After 4 years of marriage I keep asking myself this question a lot. What is it that my Wife wants from me.
In the first year the journey was unbelievably smooth. Believe it or not we never had an argument, there was not even a single skirmish. This spotless record lasted for a full 1 year until the newest member of our family entered into our lives. Our child was welcomed with great joy and love from the entire family.
We as a couple never had time to think about anything else other than our son. Things started to change when his late night and loud awakenings started. We got to know what the power of a crying baby really is, it was touching us at all levels. The stress and anxiety were boiling to a peak and his consistent late night timing was adding fuel to the fire. It took a toll on us and more so on my wife. As she was the one who was with him 24/7 the impact was very high on her.

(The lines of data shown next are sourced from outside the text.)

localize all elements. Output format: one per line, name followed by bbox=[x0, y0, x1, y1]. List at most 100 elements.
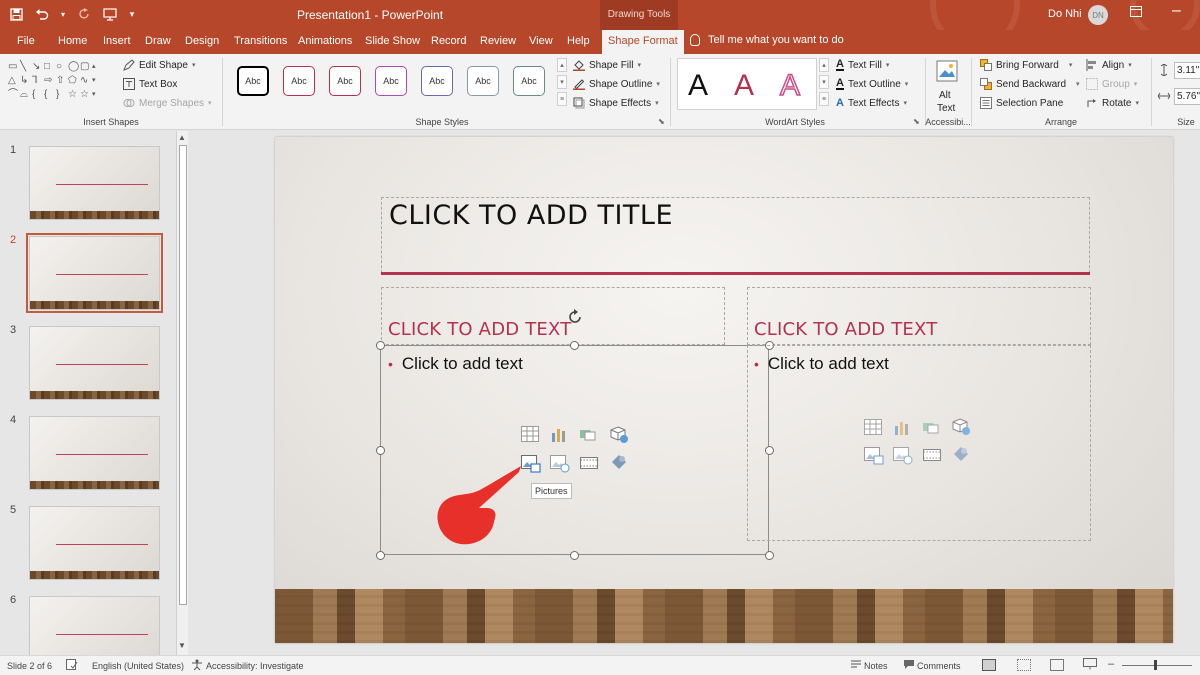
pictures-icon[interactable] bbox=[521, 455, 541, 473]
language-status[interactable]: English (United States) bbox=[92, 661, 184, 671]
text-effects-button[interactable]: A Text Effects ▾ bbox=[836, 97, 907, 109]
shape-style-swatch[interactable]: Abc bbox=[513, 66, 545, 96]
wordart-gallery[interactable]: A A A bbox=[677, 58, 817, 110]
slide-thumbnail[interactable] bbox=[29, 596, 160, 655]
shape-arrow-right-icon[interactable]: ⇨ bbox=[44, 74, 56, 88]
group-button[interactable]: Group ▾ bbox=[1086, 78, 1137, 90]
shape-square-icon[interactable]: ▢ bbox=[80, 60, 92, 74]
selection-pane-button[interactable]: Selection Pane bbox=[980, 97, 1063, 109]
right-bullet[interactable]: • Click to add text bbox=[754, 354, 889, 374]
tab-help[interactable]: Help bbox=[567, 35, 590, 47]
user-name[interactable]: Do Nhi bbox=[1048, 8, 1082, 20]
shape-brace-icon[interactable]: { bbox=[44, 88, 56, 102]
tab-home[interactable]: Home bbox=[58, 35, 87, 47]
shape-triangle-icon[interactable]: △ bbox=[8, 74, 20, 88]
shape-star-icon[interactable]: ☆ bbox=[68, 88, 80, 102]
shape-expand-icon[interactable]: ▾ bbox=[92, 88, 104, 102]
shape-more-icon[interactable]: ▴ bbox=[92, 60, 104, 74]
normal-view-icon[interactable] bbox=[982, 659, 996, 671]
left-bullet[interactable]: • Click to add text bbox=[388, 354, 523, 374]
merge-shapes-button[interactable]: Merge Shapes ▾ bbox=[123, 97, 212, 109]
shape-rect-icon[interactable]: □ bbox=[44, 60, 56, 74]
shape-textbox-icon[interactable]: ▭ bbox=[8, 60, 20, 74]
wordart-more-button[interactable]: ≡ bbox=[819, 92, 829, 106]
shape-star-icon[interactable]: ☆ bbox=[80, 88, 92, 102]
wordart-accent[interactable]: A bbox=[734, 69, 754, 103]
tab-insert[interactable]: Insert bbox=[103, 35, 131, 47]
spell-check-icon[interactable] bbox=[66, 659, 78, 672]
shape-brace-icon[interactable]: } bbox=[56, 88, 68, 102]
video-icon[interactable] bbox=[580, 455, 598, 471]
shapes-gallery[interactable]: ▭ ╲ ↘ □ ○ ◯ ▢ ▴ △ ↳ ⅂ ⇨ ⇧ ⬠ ∿ ▾ ⌒ ⌓{{} ☆ ☆ ▾ bbox=[8, 60, 108, 108]
table-icon[interactable] bbox=[864, 419, 882, 435]
thumbnails-scrollbar[interactable]: ▲ ▼ bbox=[176, 131, 188, 655]
shape-curve-icon[interactable]: ⌒ bbox=[8, 88, 20, 102]
slide-thumbnail[interactable] bbox=[29, 326, 160, 400]
table-icon[interactable] bbox=[521, 426, 539, 442]
slide-title[interactable]: CLICK TO ADD TITLE bbox=[389, 200, 673, 231]
slide-sorter-icon[interactable] bbox=[1017, 659, 1031, 671]
gallery-up-button[interactable]: ▴ bbox=[557, 58, 567, 72]
shape-elbow-icon[interactable]: ⅂ bbox=[32, 74, 44, 88]
tab-file[interactable]: File bbox=[17, 35, 35, 47]
scrollbar-thumb[interactable] bbox=[179, 145, 187, 605]
tab-transitions[interactable]: Transitions bbox=[234, 35, 287, 47]
left-heading[interactable]: CLICK TO ADD TEXT bbox=[388, 319, 571, 340]
alt-text-button[interactable]: Alt Text bbox=[928, 58, 966, 114]
tab-shape-format[interactable]: Shape Format bbox=[602, 30, 684, 54]
bring-forward-button[interactable]: Bring Forward ▾ bbox=[980, 59, 1072, 71]
wordart-plain[interactable]: A bbox=[688, 69, 708, 103]
resize-handle-s[interactable] bbox=[570, 551, 579, 560]
gallery-more-button[interactable]: ≡ bbox=[557, 92, 567, 106]
tab-slide-show[interactable]: Slide Show bbox=[365, 35, 420, 47]
tab-view[interactable]: View bbox=[529, 35, 553, 47]
ribbon-display-icon[interactable] bbox=[1130, 6, 1142, 20]
zoom-out-icon[interactable]: – bbox=[1108, 658, 1114, 670]
icons-icon[interactable] bbox=[610, 453, 628, 469]
shape-scroll-icon[interactable]: ▾ bbox=[92, 74, 104, 88]
height-field[interactable]: 3.11" bbox=[1174, 62, 1200, 79]
slide-thumbnail[interactable] bbox=[26, 233, 163, 313]
shape-outline-button[interactable]: Shape Outline ▾ bbox=[573, 78, 660, 90]
comments-button[interactable]: Comments bbox=[917, 661, 961, 671]
shape-arc-icon[interactable]: ⌓ bbox=[20, 88, 32, 102]
shape-oval-icon[interactable]: ◯ bbox=[68, 60, 80, 74]
wordart-down-button[interactable]: ▾ bbox=[819, 75, 829, 89]
text-box-button[interactable]: Text Box bbox=[123, 78, 177, 90]
3d-models-icon[interactable] bbox=[952, 418, 970, 435]
online-pictures-icon[interactable] bbox=[550, 455, 570, 473]
tab-design[interactable]: Design bbox=[185, 35, 219, 47]
align-button[interactable]: Align ▾ bbox=[1086, 59, 1132, 71]
smartart-icon[interactable] bbox=[922, 419, 940, 435]
dialog-launcher-icon[interactable]: ⬊ bbox=[658, 117, 665, 126]
smartart-icon[interactable] bbox=[579, 426, 597, 442]
text-outline-button[interactable]: A Text Outline ▾ bbox=[836, 78, 908, 90]
reading-view-icon[interactable] bbox=[1050, 659, 1064, 671]
tab-animations[interactable]: Animations bbox=[298, 35, 352, 47]
shape-style-swatch[interactable]: Abc bbox=[467, 66, 499, 96]
slide-thumbnail[interactable] bbox=[29, 416, 160, 490]
online-pictures-icon[interactable] bbox=[893, 447, 913, 465]
shape-oval-icon[interactable]: ○ bbox=[56, 60, 68, 74]
scroll-up-icon[interactable]: ▲ bbox=[178, 133, 186, 142]
shape-fill-button[interactable]: Shape Fill ▾ bbox=[573, 59, 641, 71]
zoom-slider-thumb[interactable] bbox=[1154, 660, 1157, 670]
slide-show-icon[interactable] bbox=[1083, 658, 1097, 672]
rotate-handle-icon[interactable] bbox=[566, 308, 584, 329]
3d-models-icon[interactable] bbox=[610, 426, 628, 443]
shape-style-swatch[interactable]: Abc bbox=[421, 66, 453, 96]
shape-arrow-up-icon[interactable]: ⇧ bbox=[56, 74, 68, 88]
chart-icon[interactable] bbox=[893, 419, 911, 435]
gallery-down-button[interactable]: ▾ bbox=[557, 75, 567, 89]
shape-line-icon[interactable]: ╲ bbox=[20, 60, 32, 74]
resize-handle-nw[interactable] bbox=[376, 341, 385, 350]
minimize-icon[interactable]: – bbox=[1172, 2, 1181, 20]
shape-effects-button[interactable]: Shape Effects ▾ bbox=[573, 97, 659, 109]
zoom-slider[interactable] bbox=[1122, 665, 1192, 666]
rotate-button[interactable]: Rotate ▾ bbox=[1086, 97, 1139, 109]
shape-bracket-icon[interactable]: { bbox=[32, 88, 44, 102]
resize-handle-n[interactable] bbox=[570, 341, 579, 350]
shape-style-swatch[interactable]: Abc bbox=[329, 66, 361, 96]
right-heading[interactable]: CLICK TO ADD TEXT bbox=[754, 319, 937, 340]
notes-button[interactable]: Notes bbox=[864, 661, 888, 671]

This was the situation in which our first arguments started. She used to get angry no matter what I did or not do. I was immature and was doing my best to add further heat to the situation, instead of understanding her situation I was more interested in defending myself and pointing fingers at her. The situation got worse day by day and one day it peaked to a point of almost a total breakdown, were we felt as if talking to each other was a total waste of time.
That night I was forced to reflect on what has happened and how can an absolute joyful relationship can turn into a hopeless one in a matter of few months. I made the usual excuse of our child playing the part in this whole scenario but on further contemplation I realized that he might have been the trigger point, the matchstick but the actual fuel was inside both of us. I thought of a lot of reasons for why this deterioration of the relationship should happen and the end of it I could not get any answers. Finally I decided that, it's me who have to take the responsibility and analyse what makes me and my wife get angry on each other and what exactly do we expect from each other.
I started to work on my patience and started observing her behavior a lot. After almost three years of observation and study I think I have made a cut and am able take a peek into her mind.
These are the things I was able to derive what she expects from me.
1. Complete wholehearted attention
Talking to her while watching TV or working on the computer makes her go mad. She wants me to be with her both physically and mentally even if it is for a short period. This I learnt the hard way after facing her wrath on many occasions.
2. Spend quality time with her and my son
She expects me to be with her and play with my son everyday. She doesn't care on how much time I spend with her, but on how much I was involved with her. It's the quality and not quantity that matters here.
3. Do not compare
This is a no brainer. Nobody likes to be compared with anybody else, it's the same with her.
4. Do not tell her how to do things
She likes her style of doing things and doesn't like me interfering in her work. The rule is not to give advice unless and until it is asked for.
5. Don't discourage her
She expects me to support her in whatever she does. But I have other opinions, the least she expects is not to discourage her. So I just let her know that I am not supporting her in that scenario and I just let her go ahead in whatever she wants to do. Sometime she fails, when it happens I make sure I am there for her move on. We don'y like to talk much on each others failures. We just move on.
These expectations looks simple on paper but takes a lot determination to follow in real life. Most of the time my ego and my instinct of belittling her take over and I falter. By day by day things are improving and peace is settling in the relationship.
Our relationship is not perfect but I am sure that by understanding my wife's expectations of me I can avoid the bumps and path-holes of our lives and make the journey a lot more joyful, happier and enjoyable.